Déjeuner du lundi 11 août 2008
Cela fait maintenant quelques mois que je suis avec attention la carte du Cor de Chasse, sans pour autant avoir eu l’occasion d’y manger. Il est vrai que niché en plein coeur des ardennes belges (1h45 de Bruxelles), s’y rendre demande un minimum de préparation, surtout quand on habite Paris :o).
Après la récompense d’une première étoile l’an dernier et de sincères éloges formulées par San de L’Air du Temps, l’envie de visiter cette adresse allait en grandissant et en février dernier, lors d’un dîner aux Ambassadeurs du Crillon organisé avec San et nos épouses, j’eu l’occasion de rencontrer pour la première fois Mario Elias, le chef, et Aurore son épouse. Le courant passa immédiatement et la soirée fut des plus agréables. Il était maintenant impératif que nous visitions le Cor de Chasse dans les prochains mois. Et ce fut chose faite en ce lundi 11 août.
Le Cor de Chasse, dont Mario est membre des JRE – Jeunes Restaurateurs d’Europe, est situé sur les hauteurs de Barvaux sur Ourthe, commune ardennaise située à proximité de la plus connue ville de Durbuy. A peine l’entrée franchie, nous sommes accueillis avec gentillesse et sourires par Aurore et l’équipe qui l’accompagne.
Nous prenons l’apéritif au salon et entamons notre repas avec un champagne Louis Roederer, brut non millésimé. Côté menu, nous partons sur le menu Prestige en 7 services (59€), auquel nous rajouterons le plateau de fromages tandis qu’Aurore nous informe que Mario souhaite nous faire goûter un plat de viande supplémentaire. Inutile de vous dire que nous acceptons avec plaisir cette généreuse proposition…
Le menu étant choisi, nous optons côté vins sur la sélection qui est suggérée pour l’accord mets/vins (29€) et sommes dès lors prêts à entamer les festivités.
Quelques mises en bouche de consistances différentes
Les premières mises en bouche offrent des textures légères et onctueuses, petits gris pour la première, crevettes grises pour la seconde. Frais et goûtu.
On s’installe ensuite à table et on poursuit avec cette 3ème mise en bouche servie dans un contenant plus qu’original et volontairement ludique : voilà la sardine à l’huile revisitée : une sardine de toute première fraîcheur accompagnée de bulles d’olive. Très bon.

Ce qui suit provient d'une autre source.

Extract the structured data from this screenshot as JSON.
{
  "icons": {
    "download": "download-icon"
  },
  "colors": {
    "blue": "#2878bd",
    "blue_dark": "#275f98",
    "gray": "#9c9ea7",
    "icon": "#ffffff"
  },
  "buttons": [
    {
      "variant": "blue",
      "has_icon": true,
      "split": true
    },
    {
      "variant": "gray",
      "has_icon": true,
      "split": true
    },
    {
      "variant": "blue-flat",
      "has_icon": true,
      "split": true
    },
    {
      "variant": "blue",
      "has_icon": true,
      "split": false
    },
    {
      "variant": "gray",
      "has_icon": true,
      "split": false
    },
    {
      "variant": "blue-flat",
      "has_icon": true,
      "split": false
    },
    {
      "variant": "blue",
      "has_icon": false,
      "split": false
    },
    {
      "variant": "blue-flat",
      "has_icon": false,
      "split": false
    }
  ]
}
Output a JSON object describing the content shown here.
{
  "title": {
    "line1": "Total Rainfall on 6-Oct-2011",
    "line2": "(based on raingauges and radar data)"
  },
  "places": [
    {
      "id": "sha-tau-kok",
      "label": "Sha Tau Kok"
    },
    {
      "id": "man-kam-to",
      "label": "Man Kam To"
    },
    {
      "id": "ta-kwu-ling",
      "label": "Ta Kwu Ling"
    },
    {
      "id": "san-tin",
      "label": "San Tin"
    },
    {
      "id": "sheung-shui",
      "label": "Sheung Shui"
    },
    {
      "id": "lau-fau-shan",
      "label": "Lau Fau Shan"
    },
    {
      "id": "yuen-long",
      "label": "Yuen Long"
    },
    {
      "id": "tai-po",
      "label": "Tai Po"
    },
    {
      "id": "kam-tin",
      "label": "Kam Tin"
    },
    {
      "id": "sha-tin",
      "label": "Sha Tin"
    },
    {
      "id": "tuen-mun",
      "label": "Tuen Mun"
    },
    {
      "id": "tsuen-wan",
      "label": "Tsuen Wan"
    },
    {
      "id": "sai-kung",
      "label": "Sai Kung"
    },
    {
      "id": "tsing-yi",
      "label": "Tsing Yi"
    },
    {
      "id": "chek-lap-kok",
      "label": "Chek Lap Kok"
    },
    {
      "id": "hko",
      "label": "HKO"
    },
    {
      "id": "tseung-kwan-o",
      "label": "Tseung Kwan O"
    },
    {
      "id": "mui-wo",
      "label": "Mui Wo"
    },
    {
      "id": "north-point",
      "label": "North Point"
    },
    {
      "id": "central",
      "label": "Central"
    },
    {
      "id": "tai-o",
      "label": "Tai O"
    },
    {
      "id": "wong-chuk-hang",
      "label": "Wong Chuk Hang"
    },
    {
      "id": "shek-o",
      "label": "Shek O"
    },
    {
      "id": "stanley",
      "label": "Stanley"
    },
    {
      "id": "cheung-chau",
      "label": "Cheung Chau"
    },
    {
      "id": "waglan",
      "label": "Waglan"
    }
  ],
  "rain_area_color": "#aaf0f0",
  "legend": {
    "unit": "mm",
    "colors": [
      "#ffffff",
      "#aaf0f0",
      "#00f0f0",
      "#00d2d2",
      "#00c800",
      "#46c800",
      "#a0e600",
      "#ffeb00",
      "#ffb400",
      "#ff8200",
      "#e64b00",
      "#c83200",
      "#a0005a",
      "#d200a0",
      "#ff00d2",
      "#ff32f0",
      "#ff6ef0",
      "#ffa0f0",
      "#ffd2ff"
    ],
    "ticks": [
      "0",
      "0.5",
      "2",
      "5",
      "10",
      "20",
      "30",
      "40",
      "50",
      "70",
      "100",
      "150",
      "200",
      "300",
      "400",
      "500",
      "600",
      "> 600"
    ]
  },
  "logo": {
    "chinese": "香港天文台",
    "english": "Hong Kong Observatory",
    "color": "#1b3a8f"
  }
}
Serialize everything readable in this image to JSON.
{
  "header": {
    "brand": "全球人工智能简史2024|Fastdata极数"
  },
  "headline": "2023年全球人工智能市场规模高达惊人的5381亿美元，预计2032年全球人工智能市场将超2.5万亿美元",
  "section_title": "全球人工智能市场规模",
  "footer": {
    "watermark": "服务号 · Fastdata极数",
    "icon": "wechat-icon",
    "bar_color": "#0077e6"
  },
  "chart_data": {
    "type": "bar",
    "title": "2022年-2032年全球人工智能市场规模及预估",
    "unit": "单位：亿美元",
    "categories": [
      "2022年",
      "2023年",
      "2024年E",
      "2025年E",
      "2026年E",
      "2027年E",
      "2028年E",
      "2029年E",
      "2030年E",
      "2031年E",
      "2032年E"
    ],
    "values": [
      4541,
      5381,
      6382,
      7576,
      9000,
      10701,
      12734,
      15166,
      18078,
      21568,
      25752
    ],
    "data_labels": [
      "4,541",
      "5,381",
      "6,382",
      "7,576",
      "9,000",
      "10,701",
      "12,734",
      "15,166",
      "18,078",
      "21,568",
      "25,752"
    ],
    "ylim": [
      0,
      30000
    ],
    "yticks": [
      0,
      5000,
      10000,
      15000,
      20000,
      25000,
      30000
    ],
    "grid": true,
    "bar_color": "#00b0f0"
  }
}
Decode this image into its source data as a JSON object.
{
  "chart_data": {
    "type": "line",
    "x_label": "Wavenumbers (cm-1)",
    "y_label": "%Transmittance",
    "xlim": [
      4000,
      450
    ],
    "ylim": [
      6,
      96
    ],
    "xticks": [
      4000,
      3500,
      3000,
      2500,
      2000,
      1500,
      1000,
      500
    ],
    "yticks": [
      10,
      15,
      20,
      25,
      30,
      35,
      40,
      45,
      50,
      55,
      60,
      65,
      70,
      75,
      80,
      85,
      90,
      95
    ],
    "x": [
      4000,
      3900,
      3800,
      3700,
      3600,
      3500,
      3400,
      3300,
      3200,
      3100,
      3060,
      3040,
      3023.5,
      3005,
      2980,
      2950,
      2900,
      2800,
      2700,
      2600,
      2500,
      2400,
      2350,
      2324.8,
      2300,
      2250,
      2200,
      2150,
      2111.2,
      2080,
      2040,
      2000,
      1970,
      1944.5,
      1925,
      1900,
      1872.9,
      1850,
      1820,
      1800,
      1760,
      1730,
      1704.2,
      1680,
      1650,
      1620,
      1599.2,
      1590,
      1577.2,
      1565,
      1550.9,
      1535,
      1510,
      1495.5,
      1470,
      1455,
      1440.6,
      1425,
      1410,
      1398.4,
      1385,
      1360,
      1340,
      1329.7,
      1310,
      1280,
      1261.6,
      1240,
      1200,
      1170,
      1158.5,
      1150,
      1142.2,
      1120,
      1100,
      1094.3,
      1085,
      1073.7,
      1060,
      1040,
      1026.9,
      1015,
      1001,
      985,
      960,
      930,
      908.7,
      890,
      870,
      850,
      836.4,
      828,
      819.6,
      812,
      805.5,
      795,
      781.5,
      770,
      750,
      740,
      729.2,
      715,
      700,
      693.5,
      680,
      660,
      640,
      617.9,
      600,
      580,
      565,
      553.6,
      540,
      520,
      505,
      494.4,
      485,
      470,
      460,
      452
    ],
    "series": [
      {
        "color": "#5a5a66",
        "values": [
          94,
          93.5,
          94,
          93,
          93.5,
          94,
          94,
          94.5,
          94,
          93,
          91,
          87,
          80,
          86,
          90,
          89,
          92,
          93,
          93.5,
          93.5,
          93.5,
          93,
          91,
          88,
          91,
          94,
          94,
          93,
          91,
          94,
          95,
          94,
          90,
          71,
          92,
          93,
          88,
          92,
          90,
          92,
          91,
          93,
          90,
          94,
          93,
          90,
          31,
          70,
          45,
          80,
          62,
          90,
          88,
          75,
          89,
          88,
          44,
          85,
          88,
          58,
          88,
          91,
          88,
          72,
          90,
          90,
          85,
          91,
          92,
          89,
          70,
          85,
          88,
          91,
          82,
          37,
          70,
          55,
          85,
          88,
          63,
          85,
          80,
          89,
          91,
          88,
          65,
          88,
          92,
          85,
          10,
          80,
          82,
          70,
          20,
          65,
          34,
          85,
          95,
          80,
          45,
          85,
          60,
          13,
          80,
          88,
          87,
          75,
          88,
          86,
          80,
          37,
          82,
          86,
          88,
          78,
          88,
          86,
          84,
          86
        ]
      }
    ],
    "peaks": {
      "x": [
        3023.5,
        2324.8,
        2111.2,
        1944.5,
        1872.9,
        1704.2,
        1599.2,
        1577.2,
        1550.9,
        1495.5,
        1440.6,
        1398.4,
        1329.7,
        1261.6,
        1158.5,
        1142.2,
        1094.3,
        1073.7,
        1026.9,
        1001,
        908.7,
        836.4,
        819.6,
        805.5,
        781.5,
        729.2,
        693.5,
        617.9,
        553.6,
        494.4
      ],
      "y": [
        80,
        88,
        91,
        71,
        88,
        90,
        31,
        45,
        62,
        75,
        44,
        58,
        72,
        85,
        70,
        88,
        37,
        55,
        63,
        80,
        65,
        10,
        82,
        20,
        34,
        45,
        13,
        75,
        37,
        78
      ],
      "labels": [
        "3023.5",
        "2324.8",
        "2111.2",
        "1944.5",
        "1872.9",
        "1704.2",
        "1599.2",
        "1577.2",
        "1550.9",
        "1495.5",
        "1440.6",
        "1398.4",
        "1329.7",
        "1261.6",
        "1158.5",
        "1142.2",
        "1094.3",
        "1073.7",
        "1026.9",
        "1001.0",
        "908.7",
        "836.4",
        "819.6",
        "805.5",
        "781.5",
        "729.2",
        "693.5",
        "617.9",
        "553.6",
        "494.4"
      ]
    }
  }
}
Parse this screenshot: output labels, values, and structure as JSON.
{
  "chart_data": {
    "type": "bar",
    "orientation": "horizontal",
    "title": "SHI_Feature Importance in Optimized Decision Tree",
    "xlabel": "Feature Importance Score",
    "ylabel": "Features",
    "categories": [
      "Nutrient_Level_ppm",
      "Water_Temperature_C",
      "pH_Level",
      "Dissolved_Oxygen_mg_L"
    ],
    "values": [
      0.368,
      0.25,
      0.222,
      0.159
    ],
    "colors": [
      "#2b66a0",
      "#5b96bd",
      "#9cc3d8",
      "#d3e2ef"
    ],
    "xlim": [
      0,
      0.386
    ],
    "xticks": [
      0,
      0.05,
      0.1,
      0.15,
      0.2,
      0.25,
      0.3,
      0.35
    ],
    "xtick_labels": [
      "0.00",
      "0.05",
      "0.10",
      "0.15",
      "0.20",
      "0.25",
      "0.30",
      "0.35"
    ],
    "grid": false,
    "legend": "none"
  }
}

On finit les mises en bouche avec ce 4ème service : moules bouchot, betterave, moutarde. On joue à nouveau sur les textures tout en proposant des saveurs assez tranchées. Si ces associations sont devenues courantes dans certaines grandes tables (Fat Duck par ex), cela reste suffisamment original pour interpeller le palais de chacun. Pour ma part, une totale réussite, je pense d’ailleurs en avoir mangé 3 ou 4 … :o)
Thon et foie gras aux asperges marinées à l’huile de noisette, pomme granny smith et crème de foie gras
Chartreuse de Mougères, Vin du Pays d’Oc, 2007
Première entrée et on continue de découvrir le monde de Mario. Le thon cru est associé ici avec du foie gras en différentes textures pour offrir un ensemble bien équilibré, toujours sur la fraîcheur malgré le foie gras subtilement présent et n’alourdissant en rien le plat. La pomme et les asperges marinées contribuent à cet équilibre, que ce soit dans les textures (croquantes) ou dans l’acidité (pommes). Une vraie réussite.
Barbue aux artichauts barigoule, émulsion au fenouil, sauce vierge et gel de kalamanci
Réméage, les Vins de Vienne, vin de table
Voilà un plat qui restera longtemps dans ma mémoire. Quelques minutes avant son service, Aurore nous apporte à table une théière japonaise ainsi qu’une petite coupelle contenant un tartare de langoustine (cru donc). Elle nous explique qu’elle va faire infuser le tartare de langoustine dans le jus de crustacés présent dans la théière, jus chaud qui va donc légèrement cuire le tartare. Cette opération va prendre quelques minutes jusqu’à l’arrivée de la seconde entrée.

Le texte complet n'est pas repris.